Su practicismo les condujo al metodismo, sobre todo en la práctica de la oración. Se adelantaron al «renacimiento» que lo exaltó hasta el extremo. Los nuevos «devotos» quieren ser ordenados en todo, rítmicos, exactos. El Rosetum exercitorium spiritualium de J. Mombaer (1494) donde se incluye la Scala meditatoria de W. Gansfort (20,45,2), es el colmo de la metodización exagerada, mecanizada: contar por los dedos, versos mnemónicos, etc., demuestra ya una decadente y cansada esterilidad.
La interioridad
Es causa y efecto de todo lo anterior. Cuando el nivel espiritual está en baja forma aparecen como reacción los grupos y los movimientos que quieren superarlo, y suelen refugiarse en un cultivo intenso del intimismo personal que se hace poco a poco contagioso (algunos también tienen el carisma de la acción, como Grot que es a la vez un contemplativoactivo). Pero los «devotos» se dedican principalmente a la oración personal, y esto metódicamente. Oración meditativa con sus tiempos señalados para ella, con sus recursos sensoriales e imaginativos, con sus temarios previstos y ordenados. Es quizá la nota más acentuada y llamativa de la «devotio moderna» y que más presencia dejó en la espiritualidad del renacimiento y aún después. La «lectio, meditatio, oratio, contemplatio» de los monasterios cartujanos y cistercienses se precisa y canaliza más y mejor. Pero no se lanzan a grandes elevaciones místicas. Sí gustan de «sentir» la presencia de Dios, el encuentro con Cristo, pues son afectivos, pero todo suavemente, mesuradamente, muy al alcance de todos.
Pero todo este estilo y espíritu comportaba un defecto importante que se le ha achacado siempre a este movimiento espiritual: el individualismo. Cierto que ellos piensan en sus comunidades y cuentan con la caridad fraterna que ha de darse entre todos. Pero dentro de eso parece que cada cual es sólo cada cual, con su dirección espiritual privada. El horizonte eclesial universal apenas lo descubren, la evangelización no les inquieta, su eclesiología es corta, la liturgia se vive (son muy eucarísticos), pero individualmente. Y este subjetivismo así lo trasmitieron, un subjetivismo que se aviene muy bien con la cultura renacentista que les pisa enseguida los pasos.

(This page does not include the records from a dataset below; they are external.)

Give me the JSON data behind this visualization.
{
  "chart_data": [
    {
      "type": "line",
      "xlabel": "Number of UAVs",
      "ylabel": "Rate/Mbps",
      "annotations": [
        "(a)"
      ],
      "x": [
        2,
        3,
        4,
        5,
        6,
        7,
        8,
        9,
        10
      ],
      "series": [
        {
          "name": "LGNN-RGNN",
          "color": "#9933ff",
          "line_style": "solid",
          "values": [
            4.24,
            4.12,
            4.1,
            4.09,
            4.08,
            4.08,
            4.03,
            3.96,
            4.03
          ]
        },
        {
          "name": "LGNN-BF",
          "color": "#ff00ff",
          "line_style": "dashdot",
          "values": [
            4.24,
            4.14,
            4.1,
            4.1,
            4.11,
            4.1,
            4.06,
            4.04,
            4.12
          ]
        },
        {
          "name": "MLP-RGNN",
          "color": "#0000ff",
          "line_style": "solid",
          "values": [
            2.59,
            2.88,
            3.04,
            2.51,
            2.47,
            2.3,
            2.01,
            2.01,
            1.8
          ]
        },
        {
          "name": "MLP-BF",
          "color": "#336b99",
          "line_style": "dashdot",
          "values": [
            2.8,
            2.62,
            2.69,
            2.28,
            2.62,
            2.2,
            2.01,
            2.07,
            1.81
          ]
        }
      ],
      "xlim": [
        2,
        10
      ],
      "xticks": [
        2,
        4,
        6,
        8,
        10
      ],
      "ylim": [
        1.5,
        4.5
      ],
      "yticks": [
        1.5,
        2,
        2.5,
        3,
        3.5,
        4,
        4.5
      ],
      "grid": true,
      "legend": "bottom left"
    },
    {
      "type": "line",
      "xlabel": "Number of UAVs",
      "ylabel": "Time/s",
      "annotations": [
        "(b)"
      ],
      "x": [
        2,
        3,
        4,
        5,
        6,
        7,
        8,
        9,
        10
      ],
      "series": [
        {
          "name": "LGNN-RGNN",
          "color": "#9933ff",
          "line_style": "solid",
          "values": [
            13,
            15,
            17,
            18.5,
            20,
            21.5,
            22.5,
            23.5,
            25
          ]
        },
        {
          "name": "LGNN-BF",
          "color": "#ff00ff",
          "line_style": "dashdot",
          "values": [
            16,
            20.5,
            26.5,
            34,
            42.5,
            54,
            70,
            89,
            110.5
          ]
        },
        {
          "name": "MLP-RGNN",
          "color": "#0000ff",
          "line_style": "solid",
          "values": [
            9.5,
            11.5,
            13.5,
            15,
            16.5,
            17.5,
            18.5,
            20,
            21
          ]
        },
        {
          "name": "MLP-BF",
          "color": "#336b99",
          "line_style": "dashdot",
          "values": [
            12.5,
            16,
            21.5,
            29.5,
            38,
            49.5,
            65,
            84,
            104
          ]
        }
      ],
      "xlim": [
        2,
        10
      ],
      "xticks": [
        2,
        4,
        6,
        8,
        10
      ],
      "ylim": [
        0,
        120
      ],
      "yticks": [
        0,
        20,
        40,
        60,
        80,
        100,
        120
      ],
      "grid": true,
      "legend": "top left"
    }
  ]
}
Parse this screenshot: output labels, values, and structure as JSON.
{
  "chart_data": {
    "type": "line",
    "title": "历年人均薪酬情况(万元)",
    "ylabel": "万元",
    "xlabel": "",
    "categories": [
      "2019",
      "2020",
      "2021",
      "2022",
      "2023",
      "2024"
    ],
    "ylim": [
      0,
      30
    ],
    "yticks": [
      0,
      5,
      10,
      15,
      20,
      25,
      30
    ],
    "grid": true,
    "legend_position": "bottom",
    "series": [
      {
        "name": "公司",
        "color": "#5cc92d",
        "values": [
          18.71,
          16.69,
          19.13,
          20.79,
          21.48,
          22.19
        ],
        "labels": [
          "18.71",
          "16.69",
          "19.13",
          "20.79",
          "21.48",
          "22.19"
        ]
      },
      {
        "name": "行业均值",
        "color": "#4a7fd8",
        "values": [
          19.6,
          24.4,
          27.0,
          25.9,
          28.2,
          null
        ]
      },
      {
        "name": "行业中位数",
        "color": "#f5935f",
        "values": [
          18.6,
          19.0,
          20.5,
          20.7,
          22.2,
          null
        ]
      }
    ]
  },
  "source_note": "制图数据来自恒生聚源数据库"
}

Autores más representativos
No escribieron mucho original. Son austeros hasta en esto. Grot escribió sus Conclusa et proposita, y sermones y cartas, que interesan para conocer el espíritu del movimiento, así como el Modus vivendi Deo, los Qaedam puncta, las Notabilia verba y las Consuetudines de los Hermanos de la Vida Común de Radewijus. Gerardo Zerbolt de Zutphen con sus obras De reformatione virium animae, y De spiritualibus ascensionibus. Teodorico Dirc de Herxen, autor de varios rapiarios. Juan Busch, autor de varias obras, entre otras el Cronicon Windeshemense donde inserta la Epistola de vita et passione D. N. J. Christi et aliis devotis exercitiis, anónima, pero muy expresiva de la espiritualidad del movimiento. De Tomás de Kempis luego hablaremos. Gerlatio Peters y Enrique Mande, canónigos agustinianos y los más místicos de los «devotos». Wesel Gansfort, Tractatus de cohibendis cogitationibus, gran instrumento para la metodización, que llega a su culmen, ya lo dijimos, con el Rosetum de Mombaer.
Muchos otros se podrían indicar más o menos tocados por el aliento de esta escuela. Pero la «devotio moderna» es más un espíritu y un estilo que se insinuó por doquier, y cuyos datos concretos son difíciles de apresar.
Por eso su influencia ha sido inmensa. A pesar de ser tan incompleta, su insistencia en los temas de la renuncia al mundo, del dominio de las pasiones, de la imitación de Cristo, y sobre todo de la práctica de la oración metódica, ha sido enorme. El individualismo de la devoción del siglo XV a nuestros días es su gran déficit, pero en parte quedó compensado por el bien que ha hecho con aquella práctica oracional, que se impuso en las órdenes religiosas (hasta en las monásticas) como obligación, y que llegó hasta los seglares a través de los libros y ejercicios innumerables que se multiplicaron desde el XVI hasta hoy.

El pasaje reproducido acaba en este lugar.